The 2001 Hickman High School graduate was nearing the end of his second deployment with the Marine Reserves. Webber said his company sustained more casualties than he could count. Eight of his friends were killed.

Before returning to the U.S., Webber and his fellow Marines were asked to fill out a form as part of a study on post-traumatic stress disorder. Webber said there was a general understanding among his fellow Marines that if they indicated they were showing possible signs of the disorder, they would be taken for treatment upon returning to the states and would not be able to see their families immediately.

”We literally sat down in a group and said, ‘What are you marking down for No. 1?’” Webber said. “Everybody checked the boxes and said, ‘I’m fine, I’m fine, I’m fine, I didn’t see anything bad, I didn’t see anything bad, I didn’t see anything bad. OK, I am going home now.’”

Webber recounted this experience to Sen. Claire McCaskill, D-Mo., on Thursday during a forum at American Legion Post 202 in Columbia about health care and benefits provided by the U.S. Department of Veterans Affairs. The visit was one stop on a four-day, 15-city tour McCaskill is making through Missouri to hear about the quality and accessibility of medical and mental health treatment for veterans in the state’s VA facilities.

McCaskill seemed taken aback by Webber’s account.

“I want to make sure I get this straight,” she said. “You say you were actually told that if you have anything wrong with you, you’re not going home?”

Many in the room expressed their agreement that this was a common occurrence.

“I need to know about that,” McCaskill replied. “That is a conversation with Secretary (of Defense Robert) Gates.”

McCaskill’s press secretary, Maria Speiser, said that any information the senator and her staff gather from this tour will be relayed to the proper authorities.

To open the session, McCaskill said that since arriving in Washington, she has noticed a “systematic chipping away of veterans’ benefits.” McCaskill also mentioned the release of a two-month study that praised conditions in Missouri’s 22 VA health-care facilities.
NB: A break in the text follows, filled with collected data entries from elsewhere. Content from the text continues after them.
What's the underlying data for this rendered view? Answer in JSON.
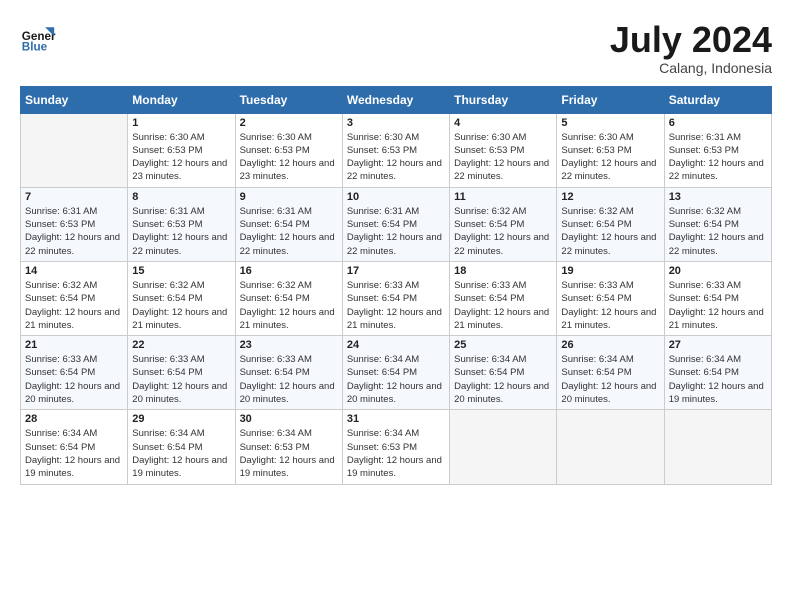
{
  "header": {
    "logo_line1": "General",
    "logo_line2": "Blue",
    "month_title": "July 2024",
    "location": "Calang, Indonesia"
  },
  "weekdays": [
    "Sunday",
    "Monday",
    "Tuesday",
    "Wednesday",
    "Thursday",
    "Friday",
    "Saturday"
  ],
  "weeks": [
    [
      {
        "day": "",
        "sunrise": "",
        "sunset": "",
        "daylight": ""
      },
      {
        "day": "1",
        "sunrise": "6:30 AM",
        "sunset": "6:53 PM",
        "daylight": "12 hours and 23 minutes."
      },
      {
        "day": "2",
        "sunrise": "6:30 AM",
        "sunset": "6:53 PM",
        "daylight": "12 hours and 23 minutes."
      },
      {
        "day": "3",
        "sunrise": "6:30 AM",
        "sunset": "6:53 PM",
        "daylight": "12 hours and 22 minutes."
      },
      {
        "day": "4",
        "sunrise": "6:30 AM",
        "sunset": "6:53 PM",
        "daylight": "12 hours and 22 minutes."
      },
      {
        "day": "5",
        "sunrise": "6:30 AM",
        "sunset": "6:53 PM",
        "daylight": "12 hours and 22 minutes."
      },
      {
        "day": "6",
        "sunrise": "6:31 AM",
        "sunset": "6:53 PM",
        "daylight": "12 hours and 22 minutes."
      }
    ],
    [
      {
        "day": "7",
        "sunrise": "6:31 AM",
        "sunset": "6:53 PM",
        "daylight": "12 hours and 22 minutes."
      },
      {
        "day": "8",
        "sunrise": "6:31 AM",
        "sunset": "6:53 PM",
        "daylight": "12 hours and 22 minutes."
      },
      {
        "day": "9",
        "sunrise": "6:31 AM",
        "sunset": "6:54 PM",
        "daylight": "12 hours and 22 minutes."
      },
      {
        "day": "10",
        "sunrise": "6:31 AM",
        "sunset": "6:54 PM",
        "daylight": "12 hours and 22 minutes."
      },
      {
        "day": "11",
        "sunrise": "6:32 AM",
        "sunset": "6:54 PM",
        "daylight": "12 hours and 22 minutes."
      },
      {
        "day": "12",
        "sunrise": "6:32 AM",
        "sunset": "6:54 PM",
        "daylight": "12 hours and 22 minutes."
      },
      {
        "day": "13",
        "sunrise": "6:32 AM",
        "sunset": "6:54 PM",
        "daylight": "12 hours and 22 minutes."
      }
    ],
    [
      {
        "day": "14",
        "sunrise": "6:32 AM",
        "sunset": "6:54 PM",
        "daylight": "12 hours and 21 minutes."
      },
      {
        "day": "15",
        "sunrise": "6:32 AM",
        "sunset": "6:54 PM",
        "daylight": "12 hours and 21 minutes."
      },
      {
        "day": "16",
        "sunrise": "6:32 AM",
        "sunset": "6:54 PM",
        "daylight": "12 hours and 21 minutes."
      },
      {
        "day": "17",
        "sunrise": "6:33 AM",
        "sunset": "6:54 PM",
        "daylight": "12 hours and 21 minutes."
      },
      {
        "day": "18",
        "sunrise": "6:33 AM",
        "sunset": "6:54 PM",
        "daylight": "12 hours and 21 minutes."
      },
      {
        "day": "19",
        "sunrise": "6:33 AM",
        "sunset": "6:54 PM",
        "daylight": "12 hours and 21 minutes."
      },
      {
        "day": "20",
        "sunrise": "6:33 AM",
        "sunset": "6:54 PM",
        "daylight": "12 hours and 21 minutes."
      }
    ],
    [
      {
        "day": "21",
        "sunrise": "6:33 AM",
        "sunset": "6:54 PM",
        "daylight": "12 hours and 20 minutes."
      },
      {
        "day": "22",
        "sunrise": "6:33 AM",
        "sunset": "6:54 PM",
        "daylight": "12 hours and 20 minutes."
      },
      {
        "day": "23",
        "sunrise": "6:33 AM",
        "sunset": "6:54 PM",
        "daylight": "12 hours and 20 minutes."
      },
      {
        "day": "24",
        "sunrise": "6:34 AM",
        "sunset": "6:54 PM",
        "daylight": "12 hours and 20 minutes."
      },
      {
        "day": "25",
        "sunrise": "6:34 AM",
        "sunset": "6:54 PM",
        "daylight": "12 hours and 20 minutes."
      },
      {
        "day": "26",
        "sunrise": "6:34 AM",
        "sunset": "6:54 PM",
        "daylight": "12 hours and 20 minutes."
      },
      {
        "day": "27",
        "sunrise": "6:34 AM",
        "sunset": "6:54 PM",
        "daylight": "12 hours and 19 minutes."
      }
    ],
    [
      {
        "day": "28",
        "sunrise": "6:34 AM",
        "sunset": "6:54 PM",
        "daylight": "12 hours and 19 minutes."
      },
      {
        "day": "29",
        "sunrise": "6:34 AM",
        "sunset": "6:54 PM",
        "daylight": "12 hours and 19 minutes."
      },
      {
        "day": "30",
        "sunrise": "6:34 AM",
        "sunset": "6:53 PM",
        "daylight": "12 hours and 19 minutes."
      },
      {
        "day": "31",
        "sunrise": "6:34 AM",
        "sunset": "6:53 PM",
        "daylight": "12 hours and 19 minutes."
      },
      {
        "day": "",
        "sunrise": "",
        "sunset": "",
        "daylight": ""
      },
      {
        "day": "",
        "sunrise": "",
        "sunset": "",
        "daylight": ""
      },
      {
        "day": "",
        "sunrise": "",
        "sunset": "",
        "daylight": ""
      }
    ]
  ],
  "labels": {
    "sunrise_prefix": "Sunrise: ",
    "sunset_prefix": "Sunset: ",
    "daylight_prefix": "Daylight: "
  }
}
One of those facilities is Truman Memorial Veterans Hospital in Columbia.

McCaskill briefly discussed legislation she has introduced or co-sponsored, including a bill she is sponsoring with Sen. Barack Obama, D-Ill., that would study the mental health of returning service members from Iraq and Afghanistan.

“I’ll be able to go back to Washington right after this tour and begin to actually change and shape the legislation based on what I hear from you,” she told the audience.